The production date: 1804 (Kyouwa 4/ Bunka1)
No Publisher’s seal

Hokusai didn’t produce any O-ban (large) size ukiyo-e print in the series of Fifty-three Station of Toukaidou. He usually produced the horizontal Ko-ban (small) size print. Unlike Utagawa Hiroshige, whose main subjects were the scenery and landscape, Hokusai focused more on the travelers’ outfits and the cultures and the customs of each station, and this gave a distinctive taste to his works. When he started to produce the Toukaidou series, he was commissioned by a group of kyouka poets and produced a surimono, a privately issued luxurious work “Spring Event of the Fifty-three Station” with the kyouka poems printed on the right.

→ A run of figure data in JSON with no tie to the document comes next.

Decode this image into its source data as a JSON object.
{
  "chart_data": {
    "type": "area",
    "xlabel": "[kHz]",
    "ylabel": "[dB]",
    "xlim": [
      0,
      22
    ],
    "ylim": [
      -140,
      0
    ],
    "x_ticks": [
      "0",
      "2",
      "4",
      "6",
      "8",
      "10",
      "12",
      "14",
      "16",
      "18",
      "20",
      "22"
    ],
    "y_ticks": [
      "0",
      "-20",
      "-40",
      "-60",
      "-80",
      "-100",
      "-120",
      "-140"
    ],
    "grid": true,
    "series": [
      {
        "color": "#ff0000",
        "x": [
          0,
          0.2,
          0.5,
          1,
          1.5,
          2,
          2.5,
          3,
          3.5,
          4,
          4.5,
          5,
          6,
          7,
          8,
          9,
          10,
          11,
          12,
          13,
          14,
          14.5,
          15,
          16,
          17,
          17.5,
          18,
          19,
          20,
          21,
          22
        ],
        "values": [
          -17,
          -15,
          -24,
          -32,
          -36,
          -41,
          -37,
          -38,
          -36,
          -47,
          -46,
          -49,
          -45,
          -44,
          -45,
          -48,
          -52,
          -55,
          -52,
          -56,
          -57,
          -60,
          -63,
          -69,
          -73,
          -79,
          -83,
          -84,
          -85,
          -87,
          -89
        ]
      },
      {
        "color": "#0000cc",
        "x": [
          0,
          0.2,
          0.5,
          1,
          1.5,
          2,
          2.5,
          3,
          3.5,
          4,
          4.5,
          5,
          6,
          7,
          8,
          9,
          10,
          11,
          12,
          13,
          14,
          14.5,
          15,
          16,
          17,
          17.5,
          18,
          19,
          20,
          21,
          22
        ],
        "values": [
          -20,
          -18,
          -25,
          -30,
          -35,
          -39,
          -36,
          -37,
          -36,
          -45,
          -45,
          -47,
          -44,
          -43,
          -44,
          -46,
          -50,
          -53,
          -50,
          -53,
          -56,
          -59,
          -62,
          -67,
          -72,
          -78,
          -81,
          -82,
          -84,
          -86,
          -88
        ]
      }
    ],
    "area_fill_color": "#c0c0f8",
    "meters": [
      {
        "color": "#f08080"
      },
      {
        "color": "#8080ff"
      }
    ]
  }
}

Let’s closely look at the each station. At “Hodogaya”, a man wipes off the dirt from his horse’s feet after it worked at a muddy field, tells the viewers the arrival of the spring. At “Totsuka”, a scene of departure is illustrated. Two men are about to leave an inn and a woman sends off the men rather sadly. At “Fujisawa”, women travelers are heading to Enoshima Island, and they are about to go through the First Torii Gate of the Enoshima Island. The woman walking at the front is holding a cigarette pipe, and a thread of red cloth is tied to it. It was a charm to avoid small pox, which was a most dangerous disease at that time. The guidepost indicates “From now on, the road of Enoshima”, and from the writing on this post “Kyouwa 4 (1804)”, the production date of this series can be identified.

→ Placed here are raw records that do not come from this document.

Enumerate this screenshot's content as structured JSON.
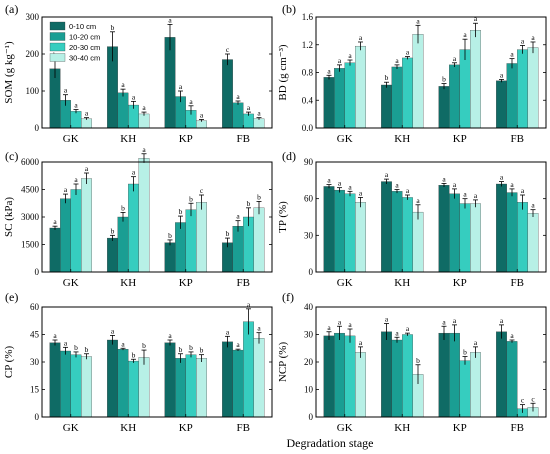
{
  "colors": [
    "#0f6b65",
    "#1a9e93",
    "#36cdbf",
    "#b7f0e6"
  ],
  "x_title": "Degradation stage",
  "chart_data": [
    {
      "type": "bar",
      "panel": "(a)",
      "ylabel": "SOM (g kg⁻¹)",
      "ylim": [
        0,
        300
      ],
      "yticks": [
        "0",
        "100",
        "200",
        "300"
      ],
      "categories": [
        "GK",
        "KH",
        "KP",
        "FB"
      ],
      "legend": [
        "0-10 cm",
        "10-20 cm",
        "20-30 cm",
        "30-40 cm"
      ],
      "series": [
        {
          "name": "0-10 cm",
          "values": [
            160,
            220,
            245,
            185
          ],
          "errors": [
            25,
            40,
            35,
            15
          ],
          "letters": [
            "b",
            "b",
            "a",
            "c"
          ]
        },
        {
          "name": "10-20 cm",
          "values": [
            75,
            95,
            85,
            68
          ],
          "errors": [
            15,
            10,
            15,
            5
          ],
          "letters": [
            "a",
            "a",
            "a",
            "a"
          ]
        },
        {
          "name": "20-30 cm",
          "values": [
            45,
            62,
            48,
            38
          ],
          "errors": [
            5,
            10,
            12,
            5
          ],
          "letters": [
            "a",
            "a",
            "a",
            "a"
          ]
        },
        {
          "name": "30-40 cm",
          "values": [
            25,
            38,
            20,
            25
          ],
          "errors": [
            3,
            5,
            3,
            3
          ],
          "letters": [
            "a",
            "a",
            "a",
            "a"
          ]
        }
      ]
    },
    {
      "type": "bar",
      "panel": "(b)",
      "ylabel": "BD (g cm⁻³)",
      "ylim": [
        0,
        1.6
      ],
      "yticks": [
        "0.0",
        "0.4",
        "0.8",
        "1.2",
        "1.6"
      ],
      "categories": [
        "GK",
        "KH",
        "KP",
        "FB"
      ],
      "series": [
        {
          "name": "0-10 cm",
          "values": [
            0.73,
            0.62,
            0.6,
            0.68
          ],
          "errors": [
            0.03,
            0.04,
            0.04,
            0.02
          ],
          "letters": [
            "a",
            "b",
            "b",
            "a"
          ]
        },
        {
          "name": "10-20 cm",
          "values": [
            0.86,
            0.88,
            0.91,
            0.93
          ],
          "errors": [
            0.05,
            0.03,
            0.03,
            0.07
          ],
          "letters": [
            "a",
            "a",
            "a",
            "a"
          ]
        },
        {
          "name": "20-30 cm",
          "values": [
            0.94,
            1.01,
            1.13,
            1.13
          ],
          "errors": [
            0.04,
            0.02,
            0.15,
            0.06
          ],
          "letters": [
            "a",
            "a",
            "a",
            "a"
          ]
        },
        {
          "name": "30-40 cm",
          "values": [
            1.18,
            1.35,
            1.41,
            1.16
          ],
          "errors": [
            0.06,
            0.13,
            0.1,
            0.08
          ],
          "letters": [
            "a",
            "a",
            "a",
            "a"
          ]
        }
      ]
    },
    {
      "type": "bar",
      "panel": "(c)",
      "ylabel": "SC (kPa)",
      "ylim": [
        0,
        6000
      ],
      "yticks": [
        "0",
        "1500",
        "3000",
        "4500",
        "6000"
      ],
      "categories": [
        "GK",
        "KH",
        "KP",
        "FB"
      ],
      "series": [
        {
          "name": "0-10 cm",
          "values": [
            2400,
            1850,
            1600,
            1600
          ],
          "errors": [
            100,
            150,
            150,
            250
          ],
          "letters": [
            "a",
            "b",
            "b",
            "b"
          ]
        },
        {
          "name": "10-20 cm",
          "values": [
            4000,
            3000,
            2700,
            2500
          ],
          "errors": [
            250,
            250,
            350,
            300
          ],
          "letters": [
            "a",
            "b",
            "b",
            "a"
          ]
        },
        {
          "name": "20-30 cm",
          "values": [
            4500,
            4800,
            3400,
            3000
          ],
          "errors": [
            300,
            400,
            350,
            500
          ],
          "letters": [
            "a",
            "a",
            "b",
            "b"
          ]
        },
        {
          "name": "30-40 cm",
          "values": [
            5100,
            6200,
            3800,
            3500
          ],
          "errors": [
            300,
            250,
            400,
            350
          ],
          "letters": [
            "a",
            "a",
            "c",
            "b"
          ]
        }
      ]
    },
    {
      "type": "bar",
      "panel": "(d)",
      "ylabel": "TP (%)",
      "ylim": [
        0,
        90
      ],
      "yticks": [
        "0",
        "30",
        "60",
        "90"
      ],
      "categories": [
        "GK",
        "KH",
        "KP",
        "FB"
      ],
      "series": [
        {
          "name": "0-10 cm",
          "values": [
            70,
            74,
            71,
            72
          ],
          "errors": [
            1.5,
            2,
            1.5,
            2
          ],
          "letters": [
            "a",
            "a",
            "a",
            "a"
          ]
        },
        {
          "name": "10-20 cm",
          "values": [
            67,
            66,
            64,
            65
          ],
          "errors": [
            2,
            1.5,
            4,
            3
          ],
          "letters": [
            "a",
            "a",
            "a",
            "a"
          ]
        },
        {
          "name": "20-30 cm",
          "values": [
            64,
            61,
            56,
            57
          ],
          "errors": [
            2,
            2,
            4,
            6
          ],
          "letters": [
            "a",
            "a",
            "a",
            "a"
          ]
        },
        {
          "name": "30-40 cm",
          "values": [
            57,
            49,
            56,
            48
          ],
          "errors": [
            4,
            6,
            3,
            3
          ],
          "letters": [
            "a",
            "a",
            "a",
            "a"
          ]
        }
      ]
    },
    {
      "type": "bar",
      "panel": "(e)",
      "ylabel": "CP (%)",
      "ylim": [
        0,
        60
      ],
      "yticks": [
        "0",
        "15",
        "30",
        "45",
        "60"
      ],
      "categories": [
        "GK",
        "KH",
        "KP",
        "FB"
      ],
      "series": [
        {
          "name": "0-10 cm",
          "values": [
            40.5,
            42,
            40.5,
            41
          ],
          "errors": [
            1.5,
            2.5,
            1.5,
            3
          ],
          "letters": [
            "a",
            "a",
            "a",
            "a"
          ]
        },
        {
          "name": "10-20 cm",
          "values": [
            36,
            37,
            32,
            36.5
          ],
          "errors": [
            2,
            0.5,
            2.5,
            0.5
          ],
          "letters": [
            "a",
            "a",
            "b",
            "a"
          ]
        },
        {
          "name": "20-30 cm",
          "values": [
            34,
            30.5,
            34,
            52
          ],
          "errors": [
            1.5,
            1,
            1.5,
            7
          ],
          "letters": [
            "b",
            "b",
            "b",
            "a"
          ]
        },
        {
          "name": "30-40 cm",
          "values": [
            33,
            32.5,
            32,
            43
          ],
          "errors": [
            1.5,
            4,
            2,
            3
          ],
          "letters": [
            "b",
            "b",
            "b",
            "a"
          ]
        }
      ]
    },
    {
      "type": "bar",
      "panel": "(f)",
      "ylabel": "NCP (%)",
      "ylim": [
        0,
        40
      ],
      "yticks": [
        "0",
        "10",
        "20",
        "30",
        "40"
      ],
      "categories": [
        "GK",
        "KH",
        "KP",
        "FB"
      ],
      "series": [
        {
          "name": "0-10 cm",
          "values": [
            29.5,
            31,
            30.5,
            31
          ],
          "errors": [
            1.5,
            3,
            2.5,
            2.5
          ],
          "letters": [
            "a",
            "a",
            "a",
            "a"
          ]
        },
        {
          "name": "10-20 cm",
          "values": [
            30.5,
            28,
            30.5,
            27.5
          ],
          "errors": [
            2.5,
            1,
            3,
            0.5
          ],
          "letters": [
            "a",
            "a",
            "a",
            "a"
          ]
        },
        {
          "name": "20-30 cm",
          "values": [
            29.5,
            30,
            20.5,
            3
          ],
          "errors": [
            2.5,
            0.5,
            1.5,
            1.5
          ],
          "letters": [
            "a",
            "a",
            "b",
            "c"
          ]
        },
        {
          "name": "30-40 cm",
          "values": [
            23.5,
            15.5,
            23.5,
            3.5
          ],
          "errors": [
            2,
            3.5,
            2,
            1.5
          ],
          "letters": [
            "a",
            "b",
            "a",
            "c"
          ]
        }
      ]
    }
  ]
}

At “Hiratsuka”, the farmers are resting in a tree shade and their tools, such as a mowing sickle and basket are illustrated. The season is the beginning of spring but it seems the air is still chilly. At “Oiso”, there is a man trying to lift a gigantic rock. The word “The Tiger Stone” is inscribed on the Rock. This picture is based on a legend of Tora-gozen, or the Tiger lady from this post station.(Tora-gozen appears on “Soga Monogatari (The Soga Brother’s Story)”, and she was considered to spread this local story nationwide).
At “Odawara”, the Uirou vendor and the distant view of Odawara castle are illustrated. “Uirou” is a name of medicine still distributed today and one of the famous products of Odawara. (Uirou is also name of a sweet as well, but the two are different things.) A Kabuki actor Ichikawa Danjurou II who has a disease that caused him a trouble when he said the line on stage with the cough and sputum was cured by Uirou. It was quite a famous story and after he was cured, he made a play “The Uirou Vendor” and acted by himself around the time this picture was produced. A woman on a picture seems to imitate Danjurou.